Quella raccontata qui è la trama di una classica favola: abbiamo l'eroe con la sua missione (liberare e sposare la bella), abbiamo gli aiutanti (i due fratelli) e l'antagonista (Bajo). Quello che manca è lo spessore. I personaggi, delineati attraverso un paio di caratteristiche forti a testa, sembrano solo delle macchiette. Tutto quello che occupa le due ore del film è l'azione, un'azione volutamente caotica e infarcita di gag a dir poco demenziali (porte sbattute in faccia, pugni in testa, clamorose cadute) che, non sostenute da un'adeguata atmosfera, fanno solo pensare ai film di Bud Spencer e Terence Hill. Grandi sparatorie dunque, grandi risse, grandi corse e tribolazioni, tutto teso verso quel finale già scritto in cui l'amore trionferà e si scoprirà che i cattivi non sono poi così cattivi.
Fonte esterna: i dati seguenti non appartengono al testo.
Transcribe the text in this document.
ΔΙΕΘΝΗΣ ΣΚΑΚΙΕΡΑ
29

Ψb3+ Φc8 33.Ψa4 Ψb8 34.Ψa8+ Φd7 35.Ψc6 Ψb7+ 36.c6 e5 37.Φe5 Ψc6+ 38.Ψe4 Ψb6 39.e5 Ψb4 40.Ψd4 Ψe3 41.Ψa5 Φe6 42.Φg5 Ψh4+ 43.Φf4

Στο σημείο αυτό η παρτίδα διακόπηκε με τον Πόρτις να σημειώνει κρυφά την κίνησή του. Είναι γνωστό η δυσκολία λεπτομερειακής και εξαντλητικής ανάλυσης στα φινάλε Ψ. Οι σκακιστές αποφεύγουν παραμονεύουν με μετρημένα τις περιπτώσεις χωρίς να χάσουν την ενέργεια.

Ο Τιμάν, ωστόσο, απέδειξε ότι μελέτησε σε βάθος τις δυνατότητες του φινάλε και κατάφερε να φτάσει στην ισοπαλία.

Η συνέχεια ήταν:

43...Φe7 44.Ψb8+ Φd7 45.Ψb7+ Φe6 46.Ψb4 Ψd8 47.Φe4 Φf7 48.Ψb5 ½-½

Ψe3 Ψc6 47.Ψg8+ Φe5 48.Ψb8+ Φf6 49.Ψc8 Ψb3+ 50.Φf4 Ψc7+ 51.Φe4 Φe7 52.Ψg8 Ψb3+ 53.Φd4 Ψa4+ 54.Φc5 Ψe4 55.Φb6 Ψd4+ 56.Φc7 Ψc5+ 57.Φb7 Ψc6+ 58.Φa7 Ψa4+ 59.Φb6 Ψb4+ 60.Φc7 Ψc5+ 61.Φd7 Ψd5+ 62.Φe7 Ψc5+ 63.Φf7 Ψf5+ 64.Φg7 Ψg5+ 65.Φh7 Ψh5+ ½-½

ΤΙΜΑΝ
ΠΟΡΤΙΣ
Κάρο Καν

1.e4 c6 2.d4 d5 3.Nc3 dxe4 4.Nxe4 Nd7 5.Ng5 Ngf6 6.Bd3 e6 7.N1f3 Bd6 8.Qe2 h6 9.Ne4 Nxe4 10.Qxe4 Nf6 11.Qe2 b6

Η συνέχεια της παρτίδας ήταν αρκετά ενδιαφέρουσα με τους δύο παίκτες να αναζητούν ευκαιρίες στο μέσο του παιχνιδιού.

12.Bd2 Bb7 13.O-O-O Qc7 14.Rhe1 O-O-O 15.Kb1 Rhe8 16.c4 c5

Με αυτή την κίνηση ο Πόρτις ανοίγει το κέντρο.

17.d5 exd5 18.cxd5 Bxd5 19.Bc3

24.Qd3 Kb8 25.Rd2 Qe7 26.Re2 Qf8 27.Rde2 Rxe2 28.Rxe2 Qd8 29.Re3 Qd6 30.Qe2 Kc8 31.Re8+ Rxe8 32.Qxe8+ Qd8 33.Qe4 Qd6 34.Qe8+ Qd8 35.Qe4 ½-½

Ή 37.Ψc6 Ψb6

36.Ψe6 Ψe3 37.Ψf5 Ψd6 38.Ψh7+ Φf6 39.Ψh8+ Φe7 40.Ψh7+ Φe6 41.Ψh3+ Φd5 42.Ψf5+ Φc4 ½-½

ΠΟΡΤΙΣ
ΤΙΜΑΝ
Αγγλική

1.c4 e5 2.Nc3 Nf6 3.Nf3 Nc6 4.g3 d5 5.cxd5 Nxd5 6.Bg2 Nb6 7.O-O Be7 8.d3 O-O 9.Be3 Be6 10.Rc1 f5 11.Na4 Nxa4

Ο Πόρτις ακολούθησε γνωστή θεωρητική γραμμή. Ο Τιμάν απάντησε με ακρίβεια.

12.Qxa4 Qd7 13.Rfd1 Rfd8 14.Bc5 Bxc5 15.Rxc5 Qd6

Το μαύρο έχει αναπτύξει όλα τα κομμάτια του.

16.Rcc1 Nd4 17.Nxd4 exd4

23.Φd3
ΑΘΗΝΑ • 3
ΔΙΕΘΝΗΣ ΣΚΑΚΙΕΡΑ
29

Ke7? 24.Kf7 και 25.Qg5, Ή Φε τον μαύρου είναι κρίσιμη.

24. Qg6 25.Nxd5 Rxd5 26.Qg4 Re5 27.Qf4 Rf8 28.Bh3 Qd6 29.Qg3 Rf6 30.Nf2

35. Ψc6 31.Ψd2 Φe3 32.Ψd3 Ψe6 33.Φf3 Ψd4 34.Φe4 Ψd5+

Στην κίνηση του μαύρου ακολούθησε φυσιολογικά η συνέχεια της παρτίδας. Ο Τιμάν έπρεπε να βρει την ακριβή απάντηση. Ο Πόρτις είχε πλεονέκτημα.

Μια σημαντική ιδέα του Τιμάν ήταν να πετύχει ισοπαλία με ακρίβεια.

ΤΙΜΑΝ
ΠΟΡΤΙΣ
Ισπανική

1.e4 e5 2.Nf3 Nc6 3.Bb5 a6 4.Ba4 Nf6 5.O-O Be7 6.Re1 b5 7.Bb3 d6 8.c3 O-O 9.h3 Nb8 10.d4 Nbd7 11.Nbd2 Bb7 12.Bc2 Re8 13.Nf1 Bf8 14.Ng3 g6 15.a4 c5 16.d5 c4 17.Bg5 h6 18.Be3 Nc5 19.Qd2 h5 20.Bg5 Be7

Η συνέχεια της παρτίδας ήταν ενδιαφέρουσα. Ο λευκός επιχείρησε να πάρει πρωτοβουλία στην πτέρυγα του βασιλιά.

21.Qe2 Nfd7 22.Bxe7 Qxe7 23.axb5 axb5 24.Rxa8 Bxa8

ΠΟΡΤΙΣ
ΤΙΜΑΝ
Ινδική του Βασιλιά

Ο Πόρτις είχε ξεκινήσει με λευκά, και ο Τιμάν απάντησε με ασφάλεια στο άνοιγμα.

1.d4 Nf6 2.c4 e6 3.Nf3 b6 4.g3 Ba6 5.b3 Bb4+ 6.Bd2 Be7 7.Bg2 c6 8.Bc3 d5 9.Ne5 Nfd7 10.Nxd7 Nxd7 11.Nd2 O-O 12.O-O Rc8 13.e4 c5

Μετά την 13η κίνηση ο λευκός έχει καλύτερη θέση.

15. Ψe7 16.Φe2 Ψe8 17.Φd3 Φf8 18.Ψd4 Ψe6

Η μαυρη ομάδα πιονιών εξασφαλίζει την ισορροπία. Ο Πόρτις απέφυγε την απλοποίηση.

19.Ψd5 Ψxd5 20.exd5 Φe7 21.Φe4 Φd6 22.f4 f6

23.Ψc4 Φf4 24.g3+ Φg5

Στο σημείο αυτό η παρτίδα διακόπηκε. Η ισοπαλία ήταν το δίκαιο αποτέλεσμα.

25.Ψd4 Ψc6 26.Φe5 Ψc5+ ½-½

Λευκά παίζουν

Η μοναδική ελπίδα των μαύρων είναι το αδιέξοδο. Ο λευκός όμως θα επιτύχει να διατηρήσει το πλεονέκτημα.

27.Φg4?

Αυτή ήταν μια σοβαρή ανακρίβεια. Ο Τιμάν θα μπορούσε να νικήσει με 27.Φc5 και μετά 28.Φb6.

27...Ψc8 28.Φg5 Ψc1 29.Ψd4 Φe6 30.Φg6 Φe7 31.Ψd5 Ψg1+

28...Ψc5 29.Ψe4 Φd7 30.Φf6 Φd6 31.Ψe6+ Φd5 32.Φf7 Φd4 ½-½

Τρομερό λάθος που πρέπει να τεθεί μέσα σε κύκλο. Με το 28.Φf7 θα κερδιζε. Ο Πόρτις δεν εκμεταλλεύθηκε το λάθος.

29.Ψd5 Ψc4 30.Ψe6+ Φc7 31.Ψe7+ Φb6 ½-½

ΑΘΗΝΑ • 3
L'impianto c'è, ma rimane vuoto e, mentre con Gatto nero, gatto bianco (che pure adottava lo stesso schema di base) il regista ci trasportava in un mondo bizzarro e meraviglioso, che stupiva e divertiva ad ogni scena, qui non riesce nell'operazione e vediamo solo lo scheletro della storia, senza un contenuto. La sessualità, qui più esplicita che in passato, vorrebbe far sorridere ma perde d'ironia e risulta solo squallida. (La gag del boss Bajo, che ama accoppiarsi con gli animali, può far sorridere la prima volta, con il suo incontro con il tacchino, ma ripetuta e stiracchiata come ogni altro elemento della trama, diventa fiacca e triste. La figura di questo boss impallidisce letteralmente al confronto con l'irresistibile Dadan, re dei gangster gitani in Gatto nero, gatto bianco).
Belle comunque le musiche, curate da Stribor Kusturica, anche se in alcuni punti, usate eccessivamente, diventano un po' ingombranti e snervanti.